I do not agree with the constraint approach entirely. You should have a constraint to protect data integrity, but relying on the constraint forces you to identify not only what error occurred, but which constraint caused the error. The trouble is not catching the error as some have discussed but identifying what caused the error and providing a human readable reason for the failure. Depending on which language your application is written in, this can be next to impossible. eg: telling the user "Game title [foo] already exists" instead of "game must have a price" for a separate constraint.
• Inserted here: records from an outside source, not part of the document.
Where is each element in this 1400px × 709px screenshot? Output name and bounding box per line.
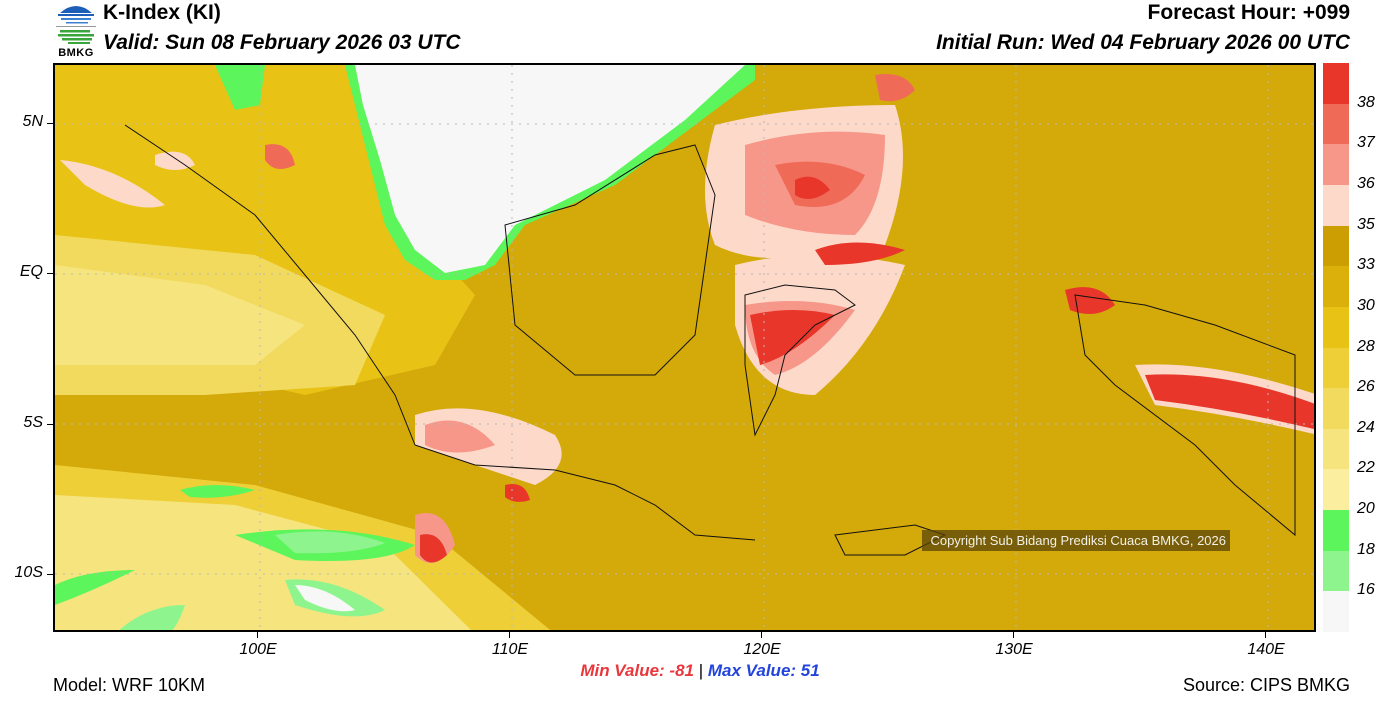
colorbar-label: 26: [1357, 378, 1375, 396]
max-value: Max Value: 51: [707, 661, 820, 680]
logo-text: BMKG: [58, 47, 94, 59]
bmkg-logo: BMKG: [52, 1, 100, 61]
lat-tick-10s: [47, 574, 53, 575]
field-deep-red-borneo: [795, 176, 830, 199]
colorbar-label: 36: [1357, 174, 1375, 192]
lat-label-10s: 10S: [14, 564, 43, 581]
colorbar-label: 35: [1357, 215, 1375, 233]
coastlines: [124, 124, 1296, 556]
field-white-scs: [355, 65, 745, 273]
field-band-south-light: [55, 495, 471, 630]
valid-time: Valid: Sun 08 February 2026 03 UTC: [103, 31, 461, 54]
lon-tick-110e: [509, 632, 510, 638]
data-source: Source: CIPS BMKG: [1182, 675, 1350, 695]
min-value: Min Value: -81: [580, 661, 694, 680]
map-field: [55, 65, 1314, 630]
colorbar-segment: [1323, 347, 1349, 389]
field-red-north-tip: [875, 74, 915, 102]
forecast-hour: Forecast Hour: +099: [1147, 1, 1351, 24]
field-pink-java: [425, 420, 495, 453]
lon-label-130e: 130E: [995, 641, 1033, 658]
colorbar-segment: [1323, 428, 1349, 470]
lat-tick-eq: [47, 273, 53, 274]
coast-sulawesi: [744, 284, 856, 437]
field-red-java: [505, 484, 530, 502]
colorbar-label: 24: [1357, 418, 1375, 436]
field-red-sw-java: [420, 534, 447, 563]
lat-label-eq: EQ: [19, 263, 43, 280]
colorbar-segment: [1323, 306, 1349, 348]
colorbar-segment: [1323, 388, 1349, 430]
field-green-north: [215, 65, 265, 110]
lat-label-5s: 5S: [23, 414, 43, 431]
field-red-sumatra-north: [265, 144, 295, 169]
colorbar-label: 30: [1357, 296, 1375, 314]
lon-label-110e: 110E: [491, 641, 529, 658]
field-green-sw-2: [119, 605, 185, 630]
lon-tick-120e: [761, 632, 762, 638]
field-band-west-eq-light: [55, 265, 305, 365]
lon-tick-100e: [257, 632, 258, 638]
lon-tick-130e: [1013, 632, 1014, 638]
colorbar-segment: [1323, 550, 1349, 592]
lon-label-120e: 120E: [743, 641, 781, 658]
lon-label-140e: 140E: [1247, 641, 1285, 658]
colorbar-label: 33: [1357, 256, 1375, 274]
initial-run: Initial Run: Wed 04 February 2026 00 UTC: [936, 31, 1350, 54]
colorbar-segment: [1323, 144, 1349, 186]
colorbar-segment: [1323, 225, 1349, 267]
colorbar-segment: [1323, 469, 1349, 511]
min-max-values: Min Value: -81 | Max Value: 51: [0, 661, 1400, 681]
colorbar-label: 28: [1357, 337, 1375, 355]
field-red-sulawesi: [750, 310, 835, 365]
lat-tick-5n: [47, 123, 53, 124]
field-green-south-4: [180, 485, 255, 498]
field-red-papua: [1145, 374, 1314, 430]
lat-tick-5s: [47, 424, 53, 425]
field-white-south: [295, 585, 355, 612]
colorbar-segment: [1323, 266, 1349, 308]
colorbar: [1323, 63, 1349, 633]
colorbar-segment: [1323, 591, 1349, 633]
colorbar-label: 20: [1357, 500, 1375, 518]
colorbar-label: 37: [1357, 134, 1375, 152]
model-name: Model: WRF 10KM: [53, 675, 206, 695]
field-salmon-nw: [60, 160, 165, 208]
colorbar-label: 22: [1357, 459, 1375, 477]
field-green-south-2: [275, 531, 385, 554]
colorbar-segment: [1323, 63, 1349, 104]
lon-tick-140e: [1265, 632, 1266, 638]
k-index-map: Copyright Sub Bidang Prediksi Cuaca BMKG…: [53, 63, 1316, 632]
colorbar-label: 38: [1357, 93, 1375, 111]
colorbar-label: 18: [1357, 540, 1375, 558]
coast-sumatra: [124, 124, 416, 446]
colorbar-segment: [1323, 184, 1349, 226]
colorbar-segment: [1323, 103, 1349, 145]
field-green-sw: [55, 570, 135, 605]
coast-borneo: [504, 144, 716, 376]
bmkg-logo-emblem-icon: [56, 6, 96, 44]
field-red-borneo-east: [815, 242, 905, 265]
lat-label-5n: 5N: [22, 113, 43, 130]
lon-label-100e: 100E: [239, 641, 277, 658]
map-title: K-Index (KI): [103, 1, 221, 24]
min-max-separator: |: [698, 661, 704, 680]
colorbar-segment: [1323, 510, 1349, 552]
coast-papua: [1074, 294, 1296, 537]
coast-java: [414, 444, 756, 541]
copyright-notice: Copyright Sub Bidang Prediksi Cuaca BMKG…: [922, 530, 1230, 551]
colorbar-label: 16: [1357, 581, 1375, 599]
There is a single statement alternative to your two stage approach:

INSERT INTO games ( [column1], ... )
SELECT [value1], ...
WHERE NOT EXISTS ( SELECT x FROM games as g2 WHERE games.title = g2.title );

I want to be clear with this... this is not an alternative to having a unique constraint (which requires extra data for the index). You must have one to protect your data from corruption.

5 Comments

I think this is erroneous; it would allow multiple inserts of a single game title due to a race condition because the INSERT happens when the inner SELECT finds zero rows therefore no lock is taken.
I understand that having a unique constraint will prevent multi same title inserts altogether, but the INSERT INTO..SELECT WHERE NOT EXISTS solution put forward has a race condition; it's is possible that it will insert a duplicate title and the caller will be none the wiser, so I fail to see the value of it? You say 'it will reliably fail to insert the row regardless of constraints' but that is not true as two concurrent inserts of the same title may both succeed.
It's possible I'd been doing far too much Oracle coding when I originally wrote this. But I note that descriptions of "Read Committed Isolation Level" changed in the manual between 8.3 and 8.4. Without digging out an archaic version of postgres I couldn't tell if the advice was always wrong or just out of date. I've modified my answer to correct.
I'm still not sure it's correct, but you may well know more than me on the subject. I find these things very hard to reason about just looking at SQL and not as you rightly point out referring to the docs but my understanding is that because the inner select doesn't in fact select anything then no lock is taken regardless of the isolation level and therefore this is not safe in a concurrent scenario. I am 99% certain that is the case on PG 9.6.3 as I have been working on exactly this today on that version.
There's no solution which will never error and just wait. I'm a bit disappointed with postgres for this. Other DBMS (Oracle and Mysql) will execute the above SQL atomically forcing other queries to wait. Other DBMS run the risk of deadlock so I guess it's a case of picking your poison.